A maona (معونة ma‘ūnah; lit. 'help'; معاونة mu‘āwanah; lit. 'mutual help') also as mahona (pl. mahone) or societas comperarum was a medieval Italian association of investors formed to manage the purchased shares (loca or partes) of the revenue due to the relevant city-state through tax farming. The shares were individually sold to wealthy merchants who would band together to make collection easier.

==Characteristics==

These organizations were usually temporary, and could sometimes be extremely aggressive in extracting the monies due them, engaging in activities up to and including outright conquest. The origins of the concept can be traced back to trade financing in Mesopotamia. The linguistic roots of the Arabic word maona (معونة) can be best translated as 'help' or 'helping each other'. The maonas were the first examples of shareholding companies in the Western world and were used by the Genoese to enlarge their dominions in the Levant in the 14th century.
Maona were especially common in Genoa and the territories of the Republic of Genoa.

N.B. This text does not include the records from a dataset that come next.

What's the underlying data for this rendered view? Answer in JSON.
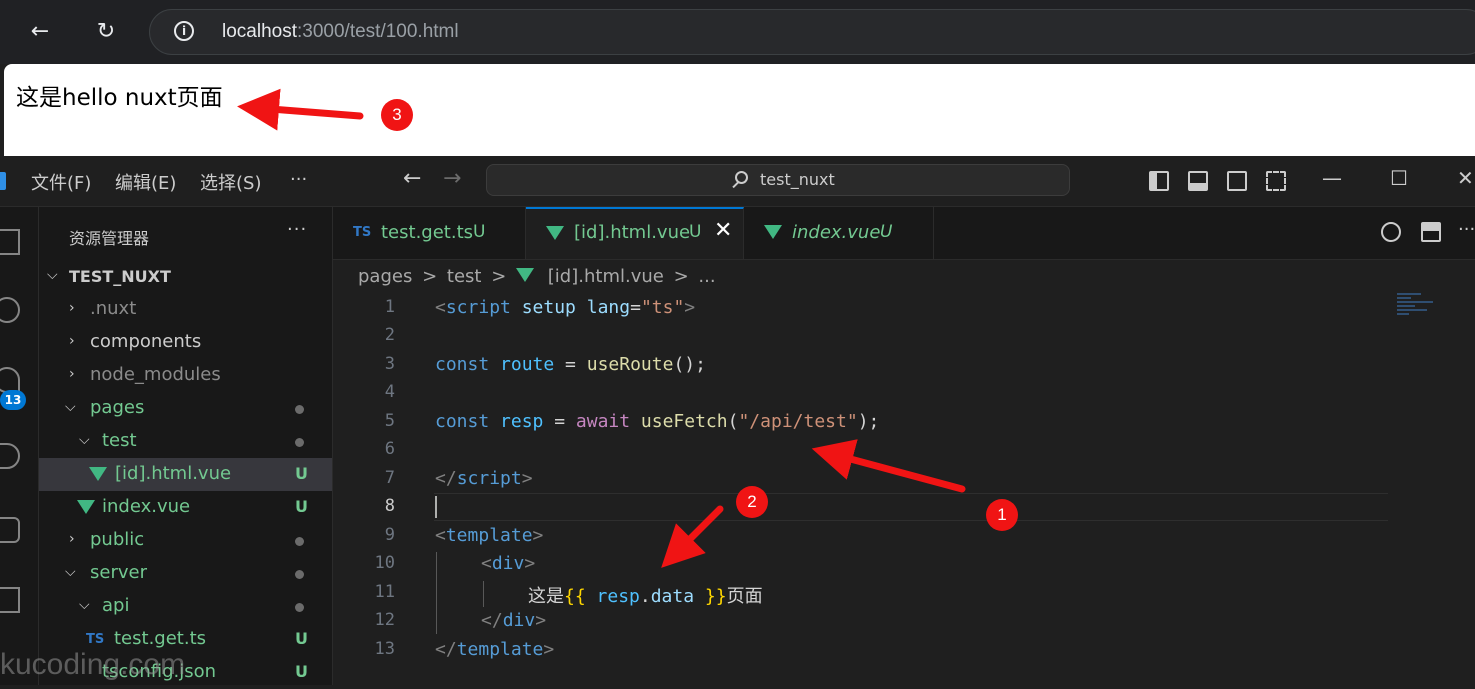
{
  "browser": {
    "url_host": "localhost",
    "url_path": ":3000/test/100.html",
    "page_text": "这是hello nuxt页面"
  },
  "vscode": {
    "menu": [
      "文件(F)",
      "编辑(E)",
      "选择(S)",
      "···"
    ],
    "command_center": "test_nuxt",
    "activity_badge": "13",
    "explorer": {
      "title": "资源管理器",
      "more": "···",
      "root": "TEST_NUXT",
      "items": [
        {
          "label": ".nuxt",
          "status": ""
        },
        {
          "label": "components",
          "status": ""
        },
        {
          "label": "node_modules",
          "status": ""
        },
        {
          "label": "pages",
          "status": "dot"
        },
        {
          "label": "test",
          "status": "dot"
        },
        {
          "label": "[id].html.vue",
          "status": "U"
        },
        {
          "label": "index.vue",
          "status": "U"
        },
        {
          "label": "public",
          "status": "dot"
        },
        {
          "label": "server",
          "status": "dot"
        },
        {
          "label": "api",
          "status": "dot"
        },
        {
          "label": "test.get.ts",
          "status": "U"
        },
        {
          "label": "tsconfig.json",
          "status": "U"
        }
      ]
    },
    "tabs": [
      {
        "icon": "TS",
        "label": "test.get.ts",
        "status": "U"
      },
      {
        "label": "[id].html.vue",
        "status": "U",
        "close": "✕"
      },
      {
        "label": "index.vue",
        "status": "U"
      }
    ],
    "breadcrumb": [
      "pages",
      ">",
      "test",
      ">",
      "[id].html.vue",
      ">",
      "..."
    ],
    "code": {
      "lines": [
        "1",
        "2",
        "3",
        "4",
        "5",
        "6",
        "7",
        "8",
        "9",
        "10",
        "11",
        "12",
        "13"
      ],
      "l1": {
        "a": "<",
        "b": "script",
        "c": " setup",
        "d": " lang",
        "e": "=",
        "f": "\"ts\"",
        "g": ">"
      },
      "l3": {
        "a": "const",
        "b": " route",
        "c": " = ",
        "d": "useRoute",
        "e": "();"
      },
      "l5": {
        "a": "const",
        "b": " resp",
        "c": " = ",
        "d": "await",
        "e": " useFetch",
        "f": "(",
        "g": "\"/api/test\"",
        "h": ");"
      },
      "l7": {
        "a": "</",
        "b": "script",
        "c": ">"
      },
      "l9": {
        "a": "<",
        "b": "template",
        "c": ">"
      },
      "l10": {
        "a": "<",
        "b": "div",
        "c": ">"
      },
      "l11": {
        "a": "这是",
        "b": "{{",
        "c": " resp",
        "d": ".",
        "e": "data",
        "f": " }}",
        "g": "页面"
      },
      "l12": {
        "a": "</",
        "b": "div",
        "c": ">"
      },
      "l13": {
        "a": "</",
        "b": "template",
        "c": ">"
      }
    }
  },
  "annotations": [
    "1",
    "2",
    "3"
  ],
  "watermark": "kucoding.com"
}
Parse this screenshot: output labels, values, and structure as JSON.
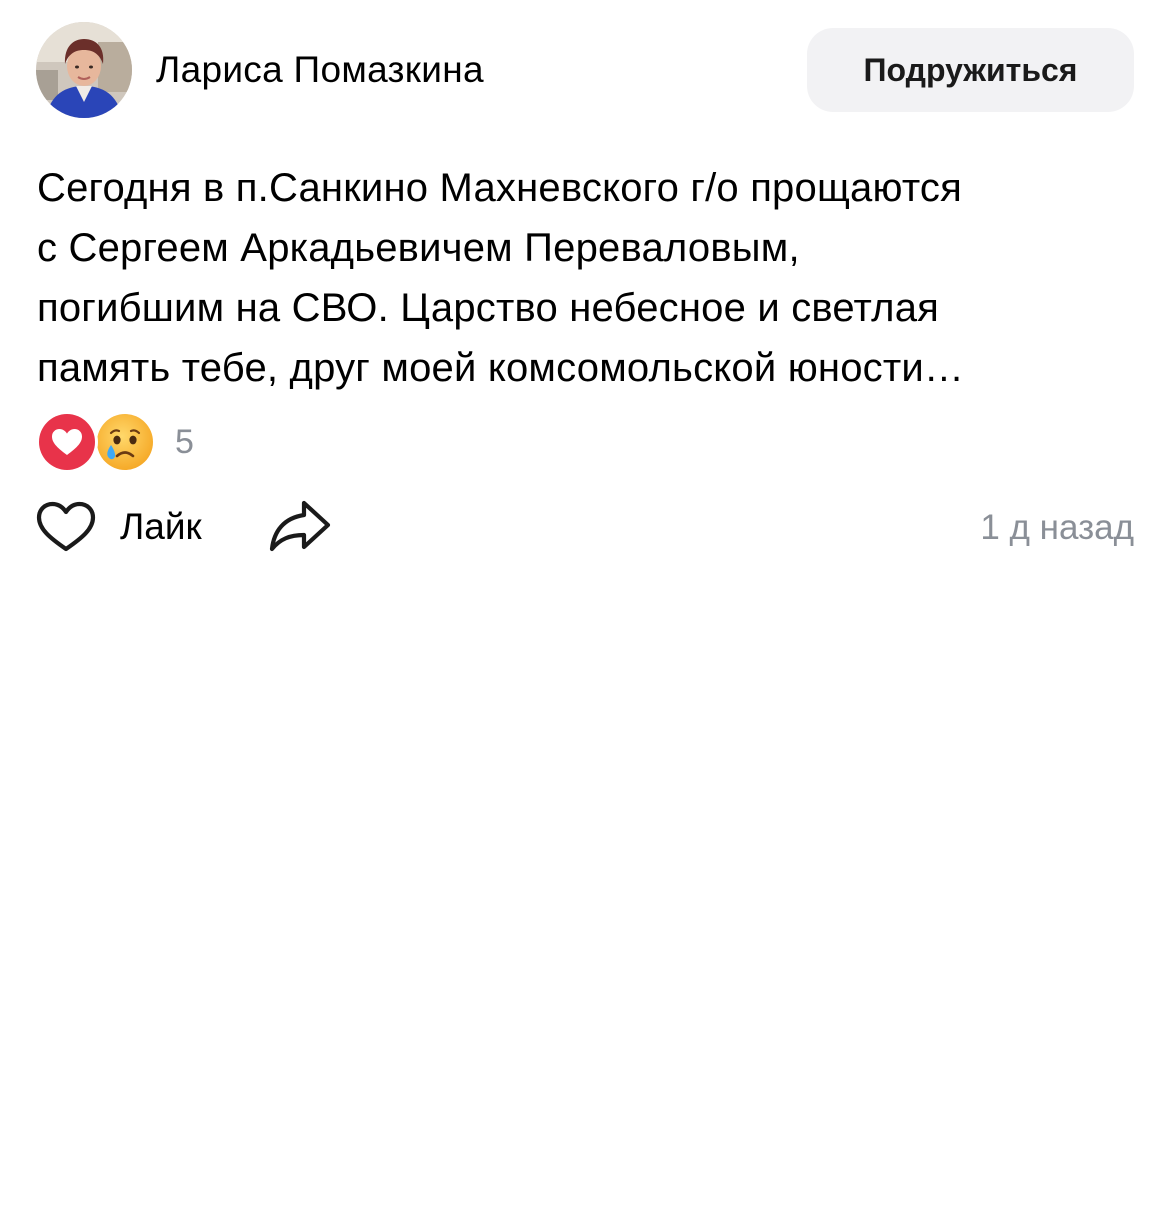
{
  "author": {
    "name": "Лариса Помазкина",
    "avatar_icon": "user-photo"
  },
  "header": {
    "befriend_label": "Подружиться"
  },
  "post": {
    "text": "Сегодня в п.Санкино Махневского г/о прощаются\nс Сергеем Аркадьевичем Переваловым,\nпогибшим на СВО.  Царство небесное и светлая\nпамять тебе, друг моей комсомольской юности…"
  },
  "reactions": {
    "items": [
      "heart",
      "crying-face"
    ],
    "count": "5"
  },
  "actions": {
    "like_label": "Лайк",
    "like_icon": "heart-outline-icon",
    "share_icon": "share-arrow-icon",
    "timestamp": "1 д назад"
  },
  "colors": {
    "secondary_text": "#8a8f97",
    "button_bg": "#f2f2f4",
    "heart_red": "#e8334a"
  }
}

==Maona of Chios and Phocaea==

The most notable maona was the one administering the island of Chios in the Aegean Sea and the nearby port of Phocaea, formed in 1346. It was sold to the Giustiniani family of settlers on Chios, who then ruled the island until the Ottoman conquest in 1566.

The model proved successful, and in 1373 the Genoese also founded the Maona Vecchia di Cipro in Cyprus.